According to a colleague’s recent newsletter, after S-san finished elementary school she stopped attending worship services and Sunday school led by missionaries at their nearby home. Reading between the lines, she fell prey to the busyness of life in Japan and the pressure to conform to the materialistic values of animistic Buddhist Japanese society. As an adult she neglected and repressed the work God had done in her heart during her formative years as a child.

…sixty years later her husband came down with a terminal illness, requiring that she take on the role of primary care giver. In the midst of this personal loss, hopelessness, and emptiness, she met a follower of Christ who invited her to attend worship services at my colleague’s church. Through warm Christian fellowship, songs, and regular hearing of the Word of God once again, S-san soon confessed faith in Jesus. For six long decades Jesus had patiently waited for S-san to come home to him!

For those who think missionary success must be quantified in a matter of months or several short years, let’s remember that the missionaries who first sowed the seed of God’s Word in the heart of S-san were never able to share her story of salvation with their friends and supporting constituency. Those faithful missionaries have moved on to heaven. If they were still with us today they might feel as if they were failures.

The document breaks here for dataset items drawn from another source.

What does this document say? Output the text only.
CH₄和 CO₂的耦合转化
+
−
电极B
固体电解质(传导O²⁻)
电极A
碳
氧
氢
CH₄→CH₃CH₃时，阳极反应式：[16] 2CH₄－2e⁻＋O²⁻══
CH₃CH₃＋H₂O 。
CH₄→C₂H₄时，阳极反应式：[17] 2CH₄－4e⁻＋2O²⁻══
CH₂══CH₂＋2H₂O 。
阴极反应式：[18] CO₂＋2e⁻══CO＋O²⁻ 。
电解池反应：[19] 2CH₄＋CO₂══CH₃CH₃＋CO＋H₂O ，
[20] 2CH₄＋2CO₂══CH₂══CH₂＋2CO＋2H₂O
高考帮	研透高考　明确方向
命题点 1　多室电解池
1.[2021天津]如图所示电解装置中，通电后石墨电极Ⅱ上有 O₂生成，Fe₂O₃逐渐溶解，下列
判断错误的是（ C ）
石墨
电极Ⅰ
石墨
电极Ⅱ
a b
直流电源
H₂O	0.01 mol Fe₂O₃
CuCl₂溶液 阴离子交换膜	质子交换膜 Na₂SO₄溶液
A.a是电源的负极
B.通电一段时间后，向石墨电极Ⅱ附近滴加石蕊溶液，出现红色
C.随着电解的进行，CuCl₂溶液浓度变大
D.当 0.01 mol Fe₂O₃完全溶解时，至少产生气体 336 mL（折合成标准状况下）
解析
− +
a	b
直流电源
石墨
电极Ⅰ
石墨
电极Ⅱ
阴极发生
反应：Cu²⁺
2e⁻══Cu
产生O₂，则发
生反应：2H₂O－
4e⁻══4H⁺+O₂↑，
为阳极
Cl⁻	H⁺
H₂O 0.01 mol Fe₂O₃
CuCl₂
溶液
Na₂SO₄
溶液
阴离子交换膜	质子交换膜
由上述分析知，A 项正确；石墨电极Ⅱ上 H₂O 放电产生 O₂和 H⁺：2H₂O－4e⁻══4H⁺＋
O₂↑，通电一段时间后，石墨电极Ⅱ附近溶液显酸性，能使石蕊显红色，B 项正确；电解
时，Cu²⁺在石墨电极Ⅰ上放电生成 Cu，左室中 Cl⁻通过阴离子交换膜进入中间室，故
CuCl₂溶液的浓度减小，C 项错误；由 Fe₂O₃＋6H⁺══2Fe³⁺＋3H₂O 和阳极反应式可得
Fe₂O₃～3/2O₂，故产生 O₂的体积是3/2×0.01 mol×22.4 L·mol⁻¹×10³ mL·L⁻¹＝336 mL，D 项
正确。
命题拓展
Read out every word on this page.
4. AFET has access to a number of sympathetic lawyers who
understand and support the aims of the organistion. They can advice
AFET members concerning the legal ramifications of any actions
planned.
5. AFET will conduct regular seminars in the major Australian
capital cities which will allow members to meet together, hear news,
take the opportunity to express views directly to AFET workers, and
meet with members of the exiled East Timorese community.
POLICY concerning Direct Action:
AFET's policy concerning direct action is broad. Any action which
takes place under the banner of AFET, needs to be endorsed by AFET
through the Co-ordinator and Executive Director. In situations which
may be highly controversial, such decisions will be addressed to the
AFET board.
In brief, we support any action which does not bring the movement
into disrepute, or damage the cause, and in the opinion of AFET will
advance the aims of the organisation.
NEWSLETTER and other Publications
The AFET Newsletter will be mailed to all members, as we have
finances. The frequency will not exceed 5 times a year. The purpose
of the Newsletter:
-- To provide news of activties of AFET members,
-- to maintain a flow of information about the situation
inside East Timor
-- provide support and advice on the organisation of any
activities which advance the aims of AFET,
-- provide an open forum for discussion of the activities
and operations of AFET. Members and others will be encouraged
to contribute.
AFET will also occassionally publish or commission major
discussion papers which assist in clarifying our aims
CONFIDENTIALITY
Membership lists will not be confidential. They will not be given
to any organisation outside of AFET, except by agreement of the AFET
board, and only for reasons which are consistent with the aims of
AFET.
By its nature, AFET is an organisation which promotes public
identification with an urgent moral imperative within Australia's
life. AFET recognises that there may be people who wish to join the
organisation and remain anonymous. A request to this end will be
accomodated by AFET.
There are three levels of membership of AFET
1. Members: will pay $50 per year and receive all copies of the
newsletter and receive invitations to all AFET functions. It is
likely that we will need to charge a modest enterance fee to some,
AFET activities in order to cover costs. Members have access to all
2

This is because missionary success in American and Canadian evangelical circles is typically quantified by reporting the number of new converts and baptisms. High numbers are equated with success (loudly proclaimed and widely acclaimed) and low numbers imply failure (embarrassingly hidden). Mission agencies, even those that pride themselves in caring for their missionaries, seem to persist in pushing this myth of the necessity of quantifying missionary success, when such a criterion for evaluation actually discourages missionaries who serve in the Buddhist countries of Asia such as Japan that are gospel resistant and anti-Christ.

Furthermore, this emphasis on quantitative success over the short haul is difficult to tease out of the pages of Scripture. If we must use the notion of success to evaluate missionary ministry we might be wise to reframe the discussion in terms of something like “qualitative success” that emphasizes the spiritual qualities of missionary ministry—such as faithfulness—while still giving a nod to quantitative statistics.

God will reward that faithful missionary couple who first shared Christ with S-san more than half a century ago. But they were far from successful in the way that is typically portrayed today.